Admiration faded and pity for him flooded me. "What about women, Bart? What about love? A family? Good friends? Children? Don't you hope to fall in love and marry?"

He stared at me blankly for a moment or so, drumming his strong, square-nailed fingertips on his desktop before he got up to stand before a wide wall of windows, staring out at the gardens and beyond them the blue-misted mountains. "I've experienced sex, Mother. I didn't expect to enjoy it, but I did. I felt my body betrayed my will. But I've never been in love. I can't imagine how it would be to devote myself to one woman when so many are beautiful and only too willing. I see a beautiful girl walk by, I turn and stare, only to find her turning and staring back at me. It's so easy to get them in

to my bed. No challenge at all." He paused and turned his head to look at me. "I use women, Mother, and sometimes I'm ashamed of myself. I take them, discard them, and even pretend I don't know them when I meet them again. They all end up hating me."

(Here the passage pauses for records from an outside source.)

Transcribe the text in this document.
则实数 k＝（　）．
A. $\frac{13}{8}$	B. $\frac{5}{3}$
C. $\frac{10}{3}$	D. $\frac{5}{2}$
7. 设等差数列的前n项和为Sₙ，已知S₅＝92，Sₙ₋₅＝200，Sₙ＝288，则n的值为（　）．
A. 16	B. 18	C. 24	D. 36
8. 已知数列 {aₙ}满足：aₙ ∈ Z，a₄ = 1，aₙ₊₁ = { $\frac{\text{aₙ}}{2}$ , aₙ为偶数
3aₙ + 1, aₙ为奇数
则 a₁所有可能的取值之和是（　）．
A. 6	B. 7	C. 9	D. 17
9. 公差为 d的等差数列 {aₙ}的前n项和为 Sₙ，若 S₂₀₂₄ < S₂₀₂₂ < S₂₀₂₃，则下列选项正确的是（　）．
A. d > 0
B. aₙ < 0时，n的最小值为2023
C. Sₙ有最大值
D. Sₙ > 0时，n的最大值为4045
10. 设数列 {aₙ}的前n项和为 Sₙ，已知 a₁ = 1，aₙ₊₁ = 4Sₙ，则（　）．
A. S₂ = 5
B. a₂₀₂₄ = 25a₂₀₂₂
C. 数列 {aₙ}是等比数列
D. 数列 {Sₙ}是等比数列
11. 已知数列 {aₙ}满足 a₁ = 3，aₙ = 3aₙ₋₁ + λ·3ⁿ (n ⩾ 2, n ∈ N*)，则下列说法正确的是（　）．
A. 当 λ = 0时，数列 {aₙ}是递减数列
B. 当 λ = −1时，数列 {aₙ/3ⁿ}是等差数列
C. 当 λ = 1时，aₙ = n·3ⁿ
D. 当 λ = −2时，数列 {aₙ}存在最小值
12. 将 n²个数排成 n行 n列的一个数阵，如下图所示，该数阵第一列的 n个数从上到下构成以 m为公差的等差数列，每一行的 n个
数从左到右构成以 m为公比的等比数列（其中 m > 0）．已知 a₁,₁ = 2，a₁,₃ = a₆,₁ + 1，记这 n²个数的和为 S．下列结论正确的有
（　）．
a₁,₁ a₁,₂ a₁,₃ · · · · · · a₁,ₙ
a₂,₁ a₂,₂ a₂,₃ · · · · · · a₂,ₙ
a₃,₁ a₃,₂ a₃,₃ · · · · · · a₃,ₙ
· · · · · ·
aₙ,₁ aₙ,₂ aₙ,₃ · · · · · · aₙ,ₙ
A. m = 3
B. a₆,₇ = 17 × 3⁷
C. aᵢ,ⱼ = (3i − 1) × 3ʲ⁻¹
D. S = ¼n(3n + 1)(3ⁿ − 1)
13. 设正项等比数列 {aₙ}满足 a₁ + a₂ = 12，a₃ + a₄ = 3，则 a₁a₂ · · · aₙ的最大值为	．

He met my wide eyes with watchful challenge. "Aren't you shocked?" he asked pleasantly. "Or am I just the churlish type you always expected?"

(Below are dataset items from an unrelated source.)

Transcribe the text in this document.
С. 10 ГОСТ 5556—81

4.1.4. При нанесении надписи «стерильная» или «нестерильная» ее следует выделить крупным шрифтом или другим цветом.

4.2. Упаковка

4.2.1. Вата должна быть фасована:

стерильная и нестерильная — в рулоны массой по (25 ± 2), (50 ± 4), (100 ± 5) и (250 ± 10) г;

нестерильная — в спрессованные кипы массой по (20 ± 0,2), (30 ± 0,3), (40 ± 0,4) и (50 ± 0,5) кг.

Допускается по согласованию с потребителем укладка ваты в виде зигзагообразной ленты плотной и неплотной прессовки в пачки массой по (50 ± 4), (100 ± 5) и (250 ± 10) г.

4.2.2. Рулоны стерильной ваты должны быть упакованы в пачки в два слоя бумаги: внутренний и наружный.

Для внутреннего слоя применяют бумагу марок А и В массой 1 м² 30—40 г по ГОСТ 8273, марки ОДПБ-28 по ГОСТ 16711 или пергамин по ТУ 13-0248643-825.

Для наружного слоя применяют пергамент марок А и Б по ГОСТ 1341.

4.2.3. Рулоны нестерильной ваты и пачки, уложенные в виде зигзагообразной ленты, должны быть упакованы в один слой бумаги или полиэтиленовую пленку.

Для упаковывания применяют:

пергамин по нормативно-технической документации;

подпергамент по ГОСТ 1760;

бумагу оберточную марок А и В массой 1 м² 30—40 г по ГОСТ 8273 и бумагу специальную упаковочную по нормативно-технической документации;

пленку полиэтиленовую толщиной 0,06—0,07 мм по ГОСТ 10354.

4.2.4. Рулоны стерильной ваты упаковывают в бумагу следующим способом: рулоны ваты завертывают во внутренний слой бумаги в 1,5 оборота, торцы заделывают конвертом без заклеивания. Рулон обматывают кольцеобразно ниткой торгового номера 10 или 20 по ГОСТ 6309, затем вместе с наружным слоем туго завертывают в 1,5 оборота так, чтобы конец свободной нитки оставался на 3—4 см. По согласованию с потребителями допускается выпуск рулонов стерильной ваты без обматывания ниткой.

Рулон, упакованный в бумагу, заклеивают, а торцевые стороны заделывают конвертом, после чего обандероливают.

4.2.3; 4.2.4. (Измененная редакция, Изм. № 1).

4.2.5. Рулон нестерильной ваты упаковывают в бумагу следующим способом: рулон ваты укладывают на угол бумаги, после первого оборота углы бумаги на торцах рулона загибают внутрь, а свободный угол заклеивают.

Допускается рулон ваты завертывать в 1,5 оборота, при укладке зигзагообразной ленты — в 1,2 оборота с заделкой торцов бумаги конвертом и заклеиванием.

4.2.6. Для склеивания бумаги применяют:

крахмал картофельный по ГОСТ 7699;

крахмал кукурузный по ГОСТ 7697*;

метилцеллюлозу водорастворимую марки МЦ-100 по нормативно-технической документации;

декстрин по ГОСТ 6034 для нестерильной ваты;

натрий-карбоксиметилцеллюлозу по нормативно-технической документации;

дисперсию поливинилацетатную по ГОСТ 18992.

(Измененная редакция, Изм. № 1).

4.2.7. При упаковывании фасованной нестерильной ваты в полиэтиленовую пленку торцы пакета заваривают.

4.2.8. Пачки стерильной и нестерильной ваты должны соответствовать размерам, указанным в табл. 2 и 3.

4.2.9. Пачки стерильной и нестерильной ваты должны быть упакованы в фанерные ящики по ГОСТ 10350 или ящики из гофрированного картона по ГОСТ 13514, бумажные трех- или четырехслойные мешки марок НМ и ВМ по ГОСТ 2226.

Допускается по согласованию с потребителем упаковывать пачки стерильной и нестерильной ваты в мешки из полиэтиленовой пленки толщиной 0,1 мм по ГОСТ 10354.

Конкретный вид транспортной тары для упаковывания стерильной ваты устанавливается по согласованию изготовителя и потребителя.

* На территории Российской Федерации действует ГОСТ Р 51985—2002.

I swallowed, hoping this time I could say the right thing. In the past it seemed I'd never said anything right. I doubted anyone could say words that would change Bart from what he was, and what he wanted to be . . . if he even knew. "I suspect you are a product of your times," I began in a soft voice, without recriminations. "I almost pity your generation for missing out on the most beautiful aspect of falling in love. Where is the romance in your kind of taking, Bart? What do you give to the women you go to bed with? Don't you know it takes time to build a loving, lasting relationship? It doesn't happen overnight. Onenight stands don't form commitments. You can look at a beautiful body and desire that body, but that's not love."

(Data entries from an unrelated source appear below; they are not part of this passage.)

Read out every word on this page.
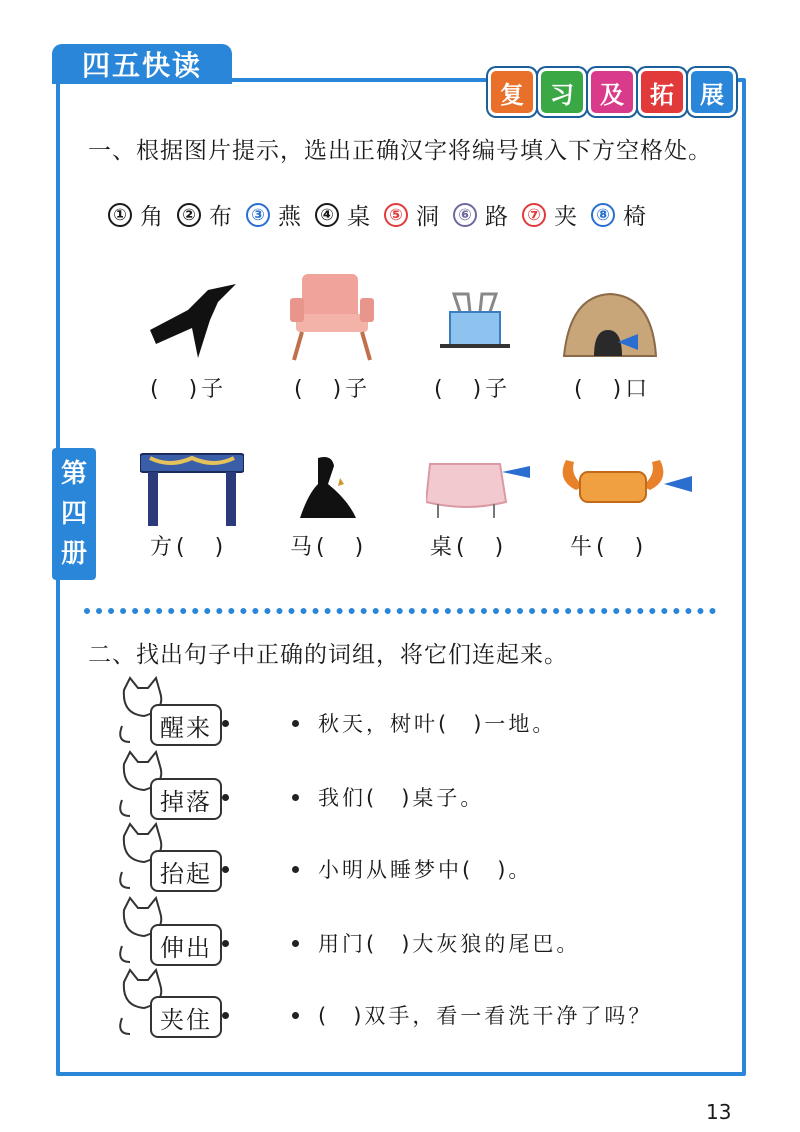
四五快读
复	习	及	拓	展
第
四
册
一、根据图片提示，选出正确汉字将编号填入下方空格处。
① 角	② 布	③ 燕	④ 桌	⑤ 洞	⑥ 路	⑦ 夹	⑧ 椅
(　)子	(　)子	(　)子	(　)口
方(　)	马(　)	桌(　)	牛(　)
二、找出句子中正确的词组，将它们连起来。
醒来	秋天，树叶(　)一地。
掉落	我们(　)桌子。
抬起	小明从睡梦中(　)。
伸出	用门(　)大灰狼的尾巴。
夹住	(　)双手，看一看洗干净了吗？
13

His burning eyes showed such intensity and interest I was encouraged to go on, especially when he asked, "How do you explain love?"

It was a trap he baited, knowing the loves of my life had all been ill-fated. Still I answered, hoping to save him from all the mistakes he was sure to make. "I don't explain love, Bart. I don't think anyone can. It grows from day to day from having contact with that other person who understands your needs, and you understand theirs. It starts with a faltering flutter that touches your heart and makes you vulnerable to everything beautiful. You see beauty where before you'd seen ugliness. You feel glowing inside, so happy without knowing why. You appreciate what before you'd ignored. Your eyes meet with the eyes of the one you love, and you see reflected in them your own feelings, your own hopes and desires, and you're happy just to be with that person. Even when you don't touch, you still feel the warmth of being with that one person who fills all your thoughts. Then one day you do touch. Perhaps his hand, or her hand, and it feels good. It doesn't even have to be an intimate touch. An excitement begins to grow, so you want to be with that person, not to have sex . . . just to be with them and gradually grow toward one another. You share your life in words before you share your body. Only then do you start seriously thinking about having sex with that person. You begin to dream about it. Still you put it off, waiting, waiting for the right moment. You want this love to stay, to never end. So you go slowly, slowly toward the ultimate experience of your life. Day by day, minute by minute, second by second, and from moment to moment you anticipate that one person, knowing you won't be disappointed, knowing that person will be faithful, dependable . . . even when she's out of sight, or you're out of sight. There's trust, contentment, peace, happiness when you have genuine love. To be in love is like turning on a light in a dark room. All of a sudden everything becomes bright and visible. You're never alone because she loves you, and you love her."

I paused for breath, saw his continued interest that gave me the courage to go on. "I want that for you, Bart. More than all the billions of tons of gold in the world, more than all the jewels in vaults, I want you to find a wonderful girl to love. Forget money. You have enough. Look around, open your eyes and discover the joys of living, and forget your pursuit of money."